Madam Speaker, I know this issue engages the most profound issues of conscience. It requires great care as legislators.
I remember when the Carter decision came out. I am a lawyer by training. I read it carefully, and I was concerned that the government put in a requirement that death be reasonably foreseeable, because that was not called for in the Carter decision. Of course, that led the plaintiffs in the Truchon decision, Nicole Gladu and Jean Truchon, to appeal.

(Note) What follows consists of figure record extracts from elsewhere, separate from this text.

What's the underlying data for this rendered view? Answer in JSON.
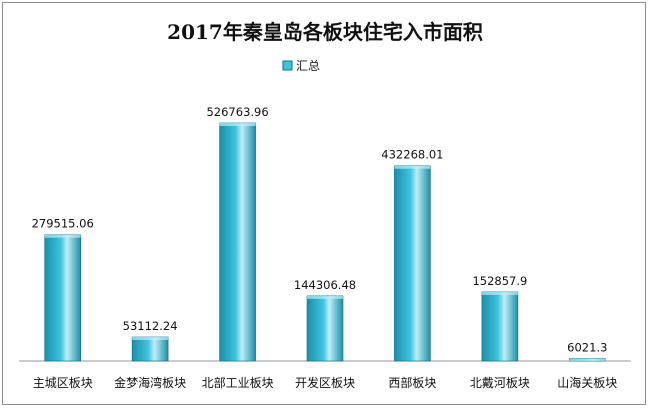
{
  "chart_data": {
    "type": "bar",
    "title": "2017年秦皇岛各板块住宅入市面积",
    "legend_position": "top-center",
    "grid": false,
    "categories": [
      "主城区板块",
      "金梦海湾板块",
      "北部工业板块",
      "开发区板块",
      "西部板块",
      "北戴河板块",
      "山海关板块"
    ],
    "series": [
      {
        "name": "汇总",
        "values": [
          279515.06,
          53112.24,
          526763.96,
          144306.48,
          432268.01,
          152857.9,
          6021.3
        ],
        "labels": [
          "279515.06",
          "53112.24",
          "526763.96",
          "144306.48",
          "432268.01",
          "152857.9",
          "6021.3"
        ]
      }
    ],
    "ylim": [
      0,
      560000
    ],
    "colors": {
      "bar_dark": "#1d8fa8",
      "bar_mid": "#3ec4e0",
      "bar_light": "#bfeef8",
      "bar_outline": "#0f6f85"
    }
  }
}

It is worth mentioning why they did so. Ms. Gladu was 74. She used a wheelchair. She had post-polio syndrome: a condition that weakened her muscles and reactivated her childhood scoliosis. She had difficulty breathing and was in constant pain. Mr. Truchon was born with cerebral palsy. He no longer had the use of his limbs. In 2012, he lost the use of his only working limb, his left arm, due to severe spinal stenosis, which left him almost completely paralyzed and caused painful spasms. He had given up most of his activities and gone into assisted living since there was little left that he could do by himself. Each of those people had been refused MAID under the Quebec legislation regarding end-of-life care, and they did not meet the requirements of the federal legislation because the ends of their lives were not reasonably foreseeable.
Does my hon. colleague agree with the Truchon decision, insofar as it has found the requirement that death be reasonably foreseeable to be a violation of Canadians' constitutional rights?